Pada Februari, ia berjanji akan “menghancurkan rudal-rudal mereka”. Namun beberapa bulan kemudian ia justru mengatakan bahwa akan “sedikit tidak adil” apabila Iran sama sekali tidak memiliki rudal balistik sementara negara lain memilikinya.
Perubahan sikap itu dinilai memberi Trump ruang politik yang lebih besar untuk mengklaim keberhasilan.
Robert Malley, mantan utusan khusus Amerika Serikat untuk Iran pada pemerintahan Presiden Joe Biden, menilai fleksibilitas tersebut menjadi perbedaan mendasar antara Trump dan Putin.
Dalam sebuah esai bulan lalu, Malley memuji keputusan Trump untuk mengedepankan diplomasi daripada terus memperpanjang perang yang menurutnya tidak akan memaksa Teheran memenuhi seluruh tuntutan Washington.
Menurut Malley, Trump memiliki keleluasaan untuk menyatakan misinya berhasil karena tujuan yang ia sampaikan selama ini terus berubah.
“Jauh lebih sulit, baik secara politik maupun strategis, bagi Putin melakukan hal yang sama,” katanya.
Sebaliknya, Putin selama lebih dari empat tahun tetap menolak mengakhiri perang tanpa memperoleh sebagian besar tuntutan awalnya. Sikap tersebut membawa konsekuensi besar bagi masyarakat Rusia, baik berupa korban jiwa maupun perlambatan ekonomi.
Meski kelelahan akibat perang mulai dirasakan masyarakat Rusia, Putin tetap menunjukkan tekad untuk melanjutkan operasi militer.
Dalam wawancara dengan media pemerintah pada 28 Juni, ia mengatakan Ukraina berusaha memanfaatkan kekurangan personel militer Rusia melalui serangan yang semakin intensif ke wilayah Rusia.
“Menyelamatkan rezim Kyiv bukan bagian dari rencana kami,” kata Putin.
Sementara itu, Trump dalam beberapa hari terakhir kembali menggunakan retorika keras terhadap pemerintah Iran. Ia menyebut rezim Teheran sebagai “sampah”, “jahat”, “gila”, dan memperingatkan bahwa Amerika Serikat siap “menyelesaikan pekerjaan” apabila diperlukan.
Namun sejumlah analis menilai ancaman tersebut belum tentu dipercaya para pemimpin Iran.
Berbeda dengan Putin yang terus berupaya menunjukkan keteguhan, Trump sendiri mengakui bahwa perang berkepanjangan melawan Iran berpotensi membawa dampak ekonomi serius bagi Amerika Serikat.
Bulan lalu ia mengatakan bahwa melanjutkan perang dapat membuat negara itu “mungkin masuk ke dalam resesi.”
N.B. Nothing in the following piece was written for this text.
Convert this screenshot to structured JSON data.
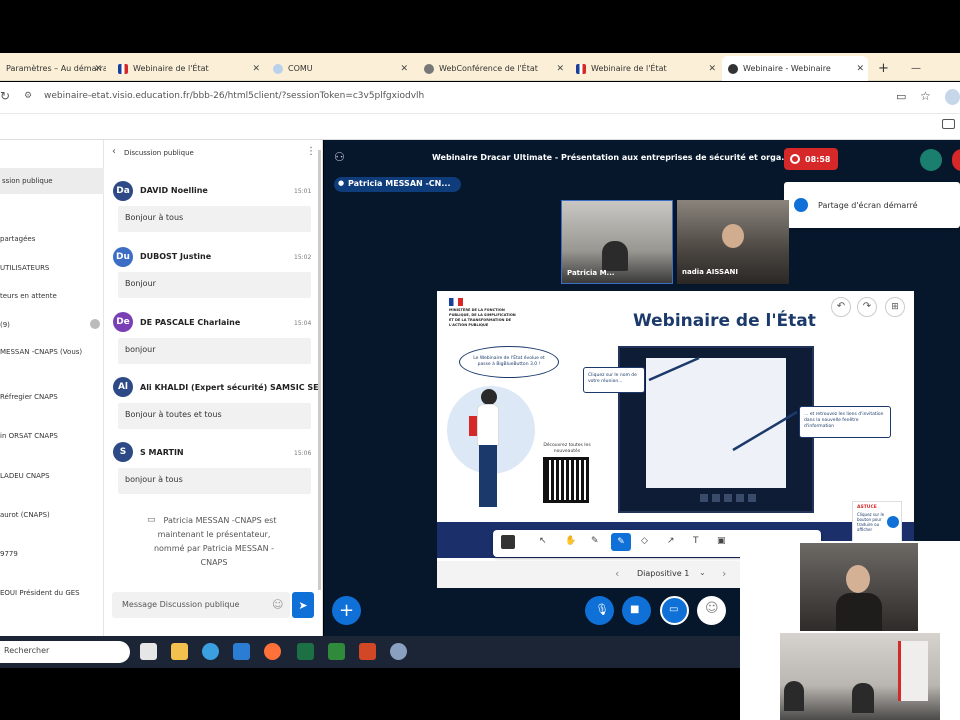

Menurut Malley, pengalaman tersebut tampaknya memberi pelajaran penting bagi Trump.
“Untuk sementara setidaknya, ia tampaknya belajar satu hal dari perang ini,” kata Malley. “Yaitu bahwa mengakhiri perang merupakan pilihan yang lebih baik daripada terus melanjutkannya.”
Perbandingan antara pendekatan Putin dan Trump menunjukkan bahwa dalam konflik modern, kemenangan militer tidak selalu menghasilkan kemenangan politik. Rusia tetap terjebak dalam perang yang mahal di Ukraina, sementara Amerika Serikat masih berusaha mencari keseimbangan antara penggunaan kekuatan dan diplomasi terhadap Iran. Bagi kedua pemimpin, tantangan terbesar kini bukan lagi memulai perang, melainkan menemukan jalan keluar yang tidak dianggap sebagai kekalahan.